Related content: Weird Science: Eastern North Carolina dig led to great finds, including fossils from the age of dinosaurs

And the research additionally disproved one other long-held perception concerning the T-rex. Zanno mentioned, “For a long time, we thought that Tyrannosaurus Rex was the only Tyrannosaur and the only major predator in these famous ecosystems of western North America just before the asteroid impact. We now know that running alongside that massive, heavily built predator with powerful bite forces and teeth the size of bananas was a tiny, fast, predator that could have run under the legs of T. rex, a pursuit predator built for speed called Nano Tyrannus.”

She mentioned they decided the animal was mature and performed rising when it died across the age of 20 – not lengthy earlier than a large asteroid worn out a lot of the non-avian dinosaurs and about 75% of all species on Earth.

It’s about half the scale and a tenth of the mass of a full-grown Tyrannosaurus rex.

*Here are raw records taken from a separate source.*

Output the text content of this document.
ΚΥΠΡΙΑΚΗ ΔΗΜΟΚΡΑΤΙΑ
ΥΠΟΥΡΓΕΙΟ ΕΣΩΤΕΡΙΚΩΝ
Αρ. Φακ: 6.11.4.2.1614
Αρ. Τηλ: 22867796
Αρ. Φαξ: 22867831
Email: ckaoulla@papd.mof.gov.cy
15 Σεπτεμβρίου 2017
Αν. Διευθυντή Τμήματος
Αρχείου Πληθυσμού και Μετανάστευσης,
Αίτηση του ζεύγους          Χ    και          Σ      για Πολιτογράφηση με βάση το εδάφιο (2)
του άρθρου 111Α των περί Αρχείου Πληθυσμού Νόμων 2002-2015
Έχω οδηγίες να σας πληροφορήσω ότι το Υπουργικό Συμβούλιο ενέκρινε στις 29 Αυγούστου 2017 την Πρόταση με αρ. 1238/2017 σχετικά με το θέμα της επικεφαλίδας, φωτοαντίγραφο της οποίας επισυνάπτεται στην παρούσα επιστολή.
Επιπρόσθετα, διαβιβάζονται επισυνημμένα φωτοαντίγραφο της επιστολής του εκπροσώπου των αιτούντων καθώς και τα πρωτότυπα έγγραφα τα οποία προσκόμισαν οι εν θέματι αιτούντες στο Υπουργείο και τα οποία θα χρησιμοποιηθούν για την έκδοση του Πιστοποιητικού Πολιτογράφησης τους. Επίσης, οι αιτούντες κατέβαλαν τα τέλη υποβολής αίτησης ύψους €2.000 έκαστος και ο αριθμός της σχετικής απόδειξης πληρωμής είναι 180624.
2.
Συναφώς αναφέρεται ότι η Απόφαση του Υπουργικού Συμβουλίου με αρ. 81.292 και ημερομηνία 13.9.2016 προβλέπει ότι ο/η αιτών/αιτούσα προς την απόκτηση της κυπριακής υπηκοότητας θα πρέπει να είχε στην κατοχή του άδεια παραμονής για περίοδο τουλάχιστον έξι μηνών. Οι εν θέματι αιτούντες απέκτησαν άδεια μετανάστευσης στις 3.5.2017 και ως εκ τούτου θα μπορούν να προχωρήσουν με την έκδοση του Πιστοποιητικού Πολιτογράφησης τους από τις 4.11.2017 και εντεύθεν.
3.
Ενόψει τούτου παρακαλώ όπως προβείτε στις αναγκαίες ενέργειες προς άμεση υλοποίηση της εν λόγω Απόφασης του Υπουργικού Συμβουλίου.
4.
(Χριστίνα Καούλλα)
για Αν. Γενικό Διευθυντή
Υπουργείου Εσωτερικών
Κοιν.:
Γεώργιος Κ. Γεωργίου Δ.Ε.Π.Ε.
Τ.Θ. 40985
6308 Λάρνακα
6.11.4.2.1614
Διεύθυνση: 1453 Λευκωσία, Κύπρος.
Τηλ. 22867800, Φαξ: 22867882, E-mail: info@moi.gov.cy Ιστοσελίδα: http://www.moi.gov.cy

Nano Tyrannus weighed about 1,500 kilos — in comparison with about 14,000 to 18,000 kilos that an grownup T. rex usually weighed.

Skeletal options like bigger forelimbs, extra tooth, fewer tail vertebrae, and distinct cranium nerve patterns additionally distinguish Nano Tyrannus from T. rex.

The SECU DinoLab at the North Carolina Museum of Natural Sciences is the world’s only paleontology preparation lab that is regularly open to the public.

Annette Weston, Public Radio East

The SECU DinoLab on the North Carolina Museum of Natural Sciences is the world’s solely paleontology preparation lab that’s commonly open to the general public.

Related content: Weird Science: Licking rocks, curdled milk, and other interesting aspects of paleontology

“We think we’ve identified a new cryptic species of Nano Tyrannus that’s been hiding under our nose the entire time,” Zanno mentioned, “And so, we’ve named a new species of Nano Tyrannus, Nano Tyrannus litheus. So now we have not just one or two, but three predators living within the last million years of the Cretaceous in one of the best-known ecosystems that paleontologists have been hunting dinosaurs for in over a century.”

Zanno mentioned the invention flips a long time of T. rex analysis on its head.

The findings were published Thursday in the journal Nature.